Section 139 will allow ERC member companies to provide substantial aid to their own employees who are affected by Hurricane Katrina without incurring liability for employment tax. For example, temporary living, home repairs, and other benefits can be provided without tax consequence.

Ending uncertainty caused by a 2004 IRS Legal Memorandum (ILM 200431012, June 29, 2004) that treated as taxable to the recipients grant payments made under FEMA programs to mitigate flood losses by elevating structures located in flood-prone areas, Congress amended section 139 in 2005 to permit exclusion of these payments as well. See section 139(g).

Note, however, that IRS has held that disaster relief grants to businesses do not qualify for exclusion, either under section 139 or as gifts or general welfare payments. See Rev. Rul. 2005-46, 2005-30 IRB 120.

Disaster Area Losses Deductible Early

Under section 165(i) of the Code, both business and individual taxpayers can elect to deduct casualty losses incurred in presidentially declared disaster areas on a return or amended return for the year that precedes the year of the loss. That is, taxpayers who suffered casualty losses (for example, to their home or their business inventory) as a result of Hurricane Katrina can elect to amend their 2004 returns to claim the losses early, rather than waiting to claim them on 2005 returns that are not filed until 2006. As a result, taxpayers can get a refund of 2004 taxes to assist with replacing or repairing the damaged property. Losses are not deductible, however, to the extent compensated by insurance or otherwise (for example, by disaster relief payments). This provision is explained in more detail in Publication 547, noted above.

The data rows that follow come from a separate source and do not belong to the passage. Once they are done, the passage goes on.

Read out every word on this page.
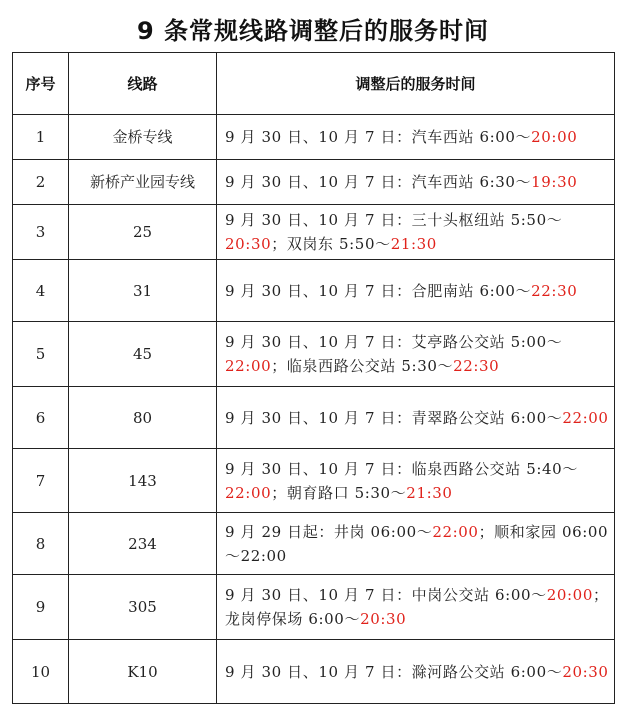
9 条常规线路调整后的服务时间
序号	线路	调整后的服务时间
1	金桥专线	9 月 30 日、10 月 7 日：汽车西站 6:00～20:00
2	新桥产业园专线	9 月 30 日、10 月 7 日：汽车西站 6:30～19:30
3	25	9 月 30 日、10 月 7 日：三十头枢纽站 5:50～20:30；双岗东 5:50～21:30
4	31	9 月 30 日、10 月 7 日：合肥南站 6:00～22:30
5	45	9 月 30 日、10 月 7 日：艾亭路公交站 5:00～22:00；临泉西路公交站 5:30～22:30
6	80	9 月 30 日、10 月 7 日：青翠路公交站 6:00～22:00
7	143	9 月 30 日、10 月 7 日：临泉西路公交站 5:40～22:00；朝育路口 5:30～21:30
8	234	9 月 29 日起：井岗 06:00～22:00；顺和家园 06:00～22:00
9	305	9 月 30 日、10 月 7 日：中岗公交站 6:00～20:00；龙岗停保场 6:00～20:30
10	K10	9 月 30 日、10 月 7 日：滁河路公交站 6:00～20:30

Optional Mileage Rates Increased

Due to the recent increases in fuel prices, the IRS has revised the optional standard mileage rates for use of an automobile for business, medical, or moving expense purposes. Announcement 2005-41 (September 9, 2005). The new rates are 48.5 cents per mile for business use (up from 40.5 cents) and 22 cents per mile for medical and moving, up from 15 cents. The new rates are effective for travel on or after September 1, 2005.

Qualified Plans

On September 6, 2005, the IRS, the Labor Department's Employee Benefit Security Administration and the Pension Benefit Guarantee Corporation jointly announced an extension of the period during which certain employee benefit plans may make required minimum funding contributions or apply for waivers. Such plans will have until October 31, 2005 , to act. Notice 2005-60 (2005-39 IRB 1). The IRS said it is also working on guidance to ease the making of hardship distributions from deferred compensation plans.